Elle a rappelé que c’est d’abord à quatre qu’en 1961, son mari Philippe, son frère Rolland, Cécile (épouse de Rolland) et elle-même se sont totalement investis dans les opérations quotidiennes de l’hôtel. «On n’était pas riches», les deux couples ayant décidé de se contenter d’une seule voiture. À l’époque, le premier et le deuxième étage abritaient toujours 32 chambres. Un des trois salons permettait aux voyageurs de commerce de présenter leurs échantillons. C’est avec les Luneau que s’est ouverte la taverne du Grand Union et que s’est amorcée, en 1962, la fameuse tradition des «bines» du vendredi. Un pense-bête du cuisinier retrouvé sur un mur rappelle, en quelques chiffres, les proportions d’eau et de haricots.

Par le texte livré par les comédiens, on a pu prendre la mesure des recherches menées par M. Tardif, sa «conférence» s’émaillant de trouvailles, de photos, d’anecdotes, de pointes d’humour.

Le Grand Union constitue à la fois un témoin de la petite et de la grande histoire, né au temps où les curés et les tenants de la tempérance se liguaient fort contre les «boissons enivrantes», a rappelé le personnage de Thomas J. Samson qui avait d’abord exploité l’Hôtel Canada (incendié en 1897, il était situé en face de ce qui allait devenir le Grand Union).

L’édifice a abrité toutes sortes d’activités, servant de «bunker» pour les réunions de l’Union nationale, même de cabinet pour des professionnels de la santé. Comme un chirurgien-dentiste offrant ses services même pendant la «nuitte».

On a fait lever, pour les applaudir, des gens qui ont longtemps fait partie du «fidèle personnel» de l’hôtel.

Animé avec humour par la comédienne Brigitte Charpentier qui n’a pas raté de taquiner le député Lefebvre sur sa demande en mariage en pleine Assemblée générale, le déjeuner-conférence s’est amorcé avec un hommage du président de la Société Noël Bolduc à la mémoire de Jacques Brière. La conférence lui était dédiée, lui qui a été un membre fondateur de la Société, un grand bâtisseur et un fin raconteur, a souligné M. Bolduc.

Outre le député Lefebvre, le maire de Victoriaville, André Bellavance et le député Alain Rayes également présents, ainsi que les actuels propriétaires du Grand Union, Guy Aubert et Max Sévégny.
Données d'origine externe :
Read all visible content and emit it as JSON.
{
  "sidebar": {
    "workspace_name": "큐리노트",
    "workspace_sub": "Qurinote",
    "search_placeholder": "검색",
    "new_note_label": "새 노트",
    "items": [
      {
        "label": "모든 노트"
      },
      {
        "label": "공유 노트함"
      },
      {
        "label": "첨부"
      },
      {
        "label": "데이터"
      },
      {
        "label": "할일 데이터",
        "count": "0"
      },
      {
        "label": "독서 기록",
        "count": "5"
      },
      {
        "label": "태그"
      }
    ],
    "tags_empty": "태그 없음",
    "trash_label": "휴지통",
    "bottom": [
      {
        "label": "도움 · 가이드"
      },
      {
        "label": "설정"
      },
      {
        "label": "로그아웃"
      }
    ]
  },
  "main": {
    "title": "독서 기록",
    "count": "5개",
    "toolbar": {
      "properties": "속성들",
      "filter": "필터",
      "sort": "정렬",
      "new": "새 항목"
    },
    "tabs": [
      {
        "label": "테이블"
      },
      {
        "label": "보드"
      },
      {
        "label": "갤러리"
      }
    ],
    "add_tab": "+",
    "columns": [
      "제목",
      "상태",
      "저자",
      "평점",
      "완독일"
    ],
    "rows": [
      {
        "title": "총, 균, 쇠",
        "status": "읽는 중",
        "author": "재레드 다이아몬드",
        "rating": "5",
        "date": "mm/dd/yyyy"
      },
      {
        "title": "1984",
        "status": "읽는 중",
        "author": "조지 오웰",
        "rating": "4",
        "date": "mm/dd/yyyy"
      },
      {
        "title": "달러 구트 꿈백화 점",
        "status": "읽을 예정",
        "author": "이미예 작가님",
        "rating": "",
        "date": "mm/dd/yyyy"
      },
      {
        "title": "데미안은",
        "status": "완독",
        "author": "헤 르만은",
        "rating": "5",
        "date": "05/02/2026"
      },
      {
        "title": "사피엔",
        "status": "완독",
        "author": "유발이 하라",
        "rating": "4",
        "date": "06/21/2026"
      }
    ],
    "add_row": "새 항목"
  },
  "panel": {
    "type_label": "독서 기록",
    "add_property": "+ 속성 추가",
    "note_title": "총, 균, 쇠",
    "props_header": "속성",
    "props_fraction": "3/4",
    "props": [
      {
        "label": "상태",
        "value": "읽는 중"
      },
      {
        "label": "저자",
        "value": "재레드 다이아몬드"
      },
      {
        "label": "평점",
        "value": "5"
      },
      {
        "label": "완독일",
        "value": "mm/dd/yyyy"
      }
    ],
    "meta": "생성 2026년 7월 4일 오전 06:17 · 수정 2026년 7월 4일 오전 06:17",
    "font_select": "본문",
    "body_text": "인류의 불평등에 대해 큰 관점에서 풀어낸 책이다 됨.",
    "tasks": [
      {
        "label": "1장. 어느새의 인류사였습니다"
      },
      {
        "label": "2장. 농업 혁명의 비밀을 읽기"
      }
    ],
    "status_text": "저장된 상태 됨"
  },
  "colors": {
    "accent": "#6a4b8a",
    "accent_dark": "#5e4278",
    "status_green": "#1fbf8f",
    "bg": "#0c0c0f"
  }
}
Les élus leur ont exprimé leur gratitude pour ce «legs» qu’ils sont en train de faire à la communauté de Victoriaville, un «investissement dont ils ne verront jamais le bout», a souligné le député Lefebvre. «Samson a fait faillite, mais nous on va s’en sortir!», a affirmé M. Sévégny.

Et au député Alain Rayes qui plaisantait en suggérant aux propriétaires d’augmenter le prix du loyer du député Lefebvre vraisemblablement appelé  à se retrouver au pouvoir à la prochaine élection, M. Sévégny a répliqué que ce serait la «communauté qui s’occuperait de la couleur» du prochain gouvernement.

Le député Lefebvre s’est permis une allusion à l’imminente campagne électorale, disant que si les contributions en argent «liquide» n’étaient plus autorisées comme au temps de l’Union nationale qui les conservait dans la cave du Grand Union, il pouvait accueillir les chèques. Comme quoi, le Grand Union donne toujours lieu à des échanges à saveur politique.